Tim Berners-Lee défie l’IA avec Charlie, protecteur des données personnelles
Trente-six ans après avoir offert au monde le réseau internet tel que nous le connaissons, Tim Berners-Lee se lance dans un nouveau combat. Le créateur du Web s’inquiète de la manière dont l’intelligence artificielle exploite massivement les données personnelles. Sa réponse ? Un outil inédit qui fait barrage entre les utilisateurs et les géants de l’IA.
Le père du Web tire la sonnette d’alarme
En 1989, alors qu’il travaillait comme physicien au CERN, Tim Berners-Lee imaginait un système révolutionnaire de partage d’informations entre scientifiques. Deux années plus tard, il concevait le premier navigateur internet et établissait les bases du réseau mondial.
De ses travaux sont nés les URL, le protocole HTTP et le langage HTML. Fait remarquable : il n’a jamais déposé de brevet, choisissant délibérément de rendre le Web accessible à tous, sans restriction ni entrave.
Une nouvelle menace plane sur les internautes
Aujourd’hui, l’intelligence artificielle constitue selon lui une menace directe pour les principes fondateurs d’internet. L’IA s’appuie sur le Web comme un réservoir de données, puisant dans les contenus du réseau pour entraîner ses modèles sans garde-fou.
Bien qu’il reconnaisse le caractère passionnant de ces innovations, Berners-Lee identifie un problème majeur : contrairement au Web qui dispose du W3C, consortium chargé de définir les normes et de garantir le bon fonctionnement du réseau, l’IA n’a aucun organisme équivalent.

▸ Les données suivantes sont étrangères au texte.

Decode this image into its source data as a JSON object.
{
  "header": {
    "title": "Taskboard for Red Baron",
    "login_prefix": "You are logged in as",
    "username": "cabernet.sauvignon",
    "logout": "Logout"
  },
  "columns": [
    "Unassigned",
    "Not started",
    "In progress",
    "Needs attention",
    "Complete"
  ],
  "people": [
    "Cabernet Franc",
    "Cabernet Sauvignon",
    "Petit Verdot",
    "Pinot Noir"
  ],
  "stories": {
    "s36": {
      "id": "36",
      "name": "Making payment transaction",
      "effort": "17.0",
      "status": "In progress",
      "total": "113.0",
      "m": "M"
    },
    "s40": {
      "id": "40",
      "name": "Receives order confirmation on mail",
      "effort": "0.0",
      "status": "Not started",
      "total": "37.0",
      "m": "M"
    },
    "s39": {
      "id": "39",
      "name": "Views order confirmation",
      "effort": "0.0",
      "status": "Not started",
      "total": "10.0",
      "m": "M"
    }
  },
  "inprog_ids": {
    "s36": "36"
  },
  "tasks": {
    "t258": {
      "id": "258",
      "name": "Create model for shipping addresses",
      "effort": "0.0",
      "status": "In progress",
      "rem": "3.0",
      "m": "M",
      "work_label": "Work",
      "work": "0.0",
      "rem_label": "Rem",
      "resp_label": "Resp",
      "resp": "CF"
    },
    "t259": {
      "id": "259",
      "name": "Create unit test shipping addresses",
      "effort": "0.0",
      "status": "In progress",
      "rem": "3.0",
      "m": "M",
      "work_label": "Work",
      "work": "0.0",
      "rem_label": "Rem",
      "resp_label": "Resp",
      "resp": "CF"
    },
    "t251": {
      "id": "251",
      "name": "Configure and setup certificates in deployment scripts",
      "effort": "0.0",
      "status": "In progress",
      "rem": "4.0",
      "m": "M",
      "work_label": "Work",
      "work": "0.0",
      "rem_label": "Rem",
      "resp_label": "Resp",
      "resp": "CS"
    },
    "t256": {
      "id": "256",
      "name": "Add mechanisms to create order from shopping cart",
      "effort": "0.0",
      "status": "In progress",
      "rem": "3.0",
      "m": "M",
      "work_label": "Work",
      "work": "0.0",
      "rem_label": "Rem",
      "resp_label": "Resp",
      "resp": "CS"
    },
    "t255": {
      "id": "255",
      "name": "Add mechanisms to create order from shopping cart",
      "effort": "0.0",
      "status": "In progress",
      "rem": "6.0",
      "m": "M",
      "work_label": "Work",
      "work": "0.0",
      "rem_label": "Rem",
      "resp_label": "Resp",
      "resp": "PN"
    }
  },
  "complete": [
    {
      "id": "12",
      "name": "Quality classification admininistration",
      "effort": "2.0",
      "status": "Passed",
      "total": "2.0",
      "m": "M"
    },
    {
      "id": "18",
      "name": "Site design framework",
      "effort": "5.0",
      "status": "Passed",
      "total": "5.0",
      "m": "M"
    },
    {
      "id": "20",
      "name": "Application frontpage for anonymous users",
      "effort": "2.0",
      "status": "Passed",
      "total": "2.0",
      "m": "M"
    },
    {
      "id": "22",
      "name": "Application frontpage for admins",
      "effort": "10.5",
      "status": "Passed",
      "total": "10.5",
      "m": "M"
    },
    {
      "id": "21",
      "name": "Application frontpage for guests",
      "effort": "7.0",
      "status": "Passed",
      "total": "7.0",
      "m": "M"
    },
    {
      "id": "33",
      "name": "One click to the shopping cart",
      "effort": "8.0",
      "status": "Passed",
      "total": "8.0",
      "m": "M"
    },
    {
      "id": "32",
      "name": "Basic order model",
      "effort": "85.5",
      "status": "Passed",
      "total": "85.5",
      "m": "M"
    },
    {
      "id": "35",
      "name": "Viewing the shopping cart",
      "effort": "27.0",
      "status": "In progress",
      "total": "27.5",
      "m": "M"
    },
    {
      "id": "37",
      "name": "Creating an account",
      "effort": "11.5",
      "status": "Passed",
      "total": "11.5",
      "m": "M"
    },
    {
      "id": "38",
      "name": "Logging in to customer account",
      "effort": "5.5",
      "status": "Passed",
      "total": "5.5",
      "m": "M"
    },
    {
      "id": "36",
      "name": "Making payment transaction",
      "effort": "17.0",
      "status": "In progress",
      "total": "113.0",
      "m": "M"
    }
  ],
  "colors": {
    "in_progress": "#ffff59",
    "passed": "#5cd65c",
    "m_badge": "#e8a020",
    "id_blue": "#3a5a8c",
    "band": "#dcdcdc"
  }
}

Des entreprises qui collectent sans permission
Aucune instance ne supervise actuellement la façon dont les modèles d’IA aspirent les contenus en ligne. La prédominance de la personne et de l’individu, valeur fondatrice d’internet, se trouve menacée lorsque des sociétés collectent les données de millions d’utilisateurs pour alimenter leurs systèmes sans solliciter leur consentement.
Pour Berners-Lee, il est hors de question que l’IA devienne une faille exploitable par une poignée d’acteurs privés.
Charlie, le bouclier contre les aspirateurs de données
La réponse du pionnier du Web prend la forme d’une startup baptisée Inrupt, qu’il a cofondée en 2018. L’entreprise développe Charlie, un assistant d’un nouveau genre qui s’intercale entre l’utilisateur et les modèles d’IA comme ChatGPT ou Claude.
Le fonctionnement de Charlie repose sur un principe simple mais efficace : l’assistant examine les informations que l’utilisateur s’apprête à envoyer et brouille ses données personnelles avant de les transmettre au modèle.
Un contexte suffisant sans compromettre l’identité
Le modèle d’IA reçoit ainsi suffisamment de contexte pour formuler une réponse pertinente, mais pas assez d’éléments pour identifier précisément l’utilisateur. Une approche qui préserve à la fois l’utilité de l’IA et la vie privée des personnes.
Un enjeu devenu crucial
John Bruce, cofondateur d’Inrupt aux côtés de Berners-Lee, ne mâche pas ses mots : « Sans ces données, les modèles d’IA ne peuvent tout simplement pas fonctionner. »
Il ajoute : « Et jusqu’ici, ils ont eu accès à tout, sans restriction et sans contrôle. »
Les débats sur l’IA et les données personnelles s’intensifient actuellement des deux côtés de l’Atlantique. Tandis que l’Europe durcit progressivement sa régulation, les États-Unis demeurent hésitants. Pendant ce temps, les entreprises d’IA poursuivent leur collecte massive de tout ce qu’elles trouvent en ligne.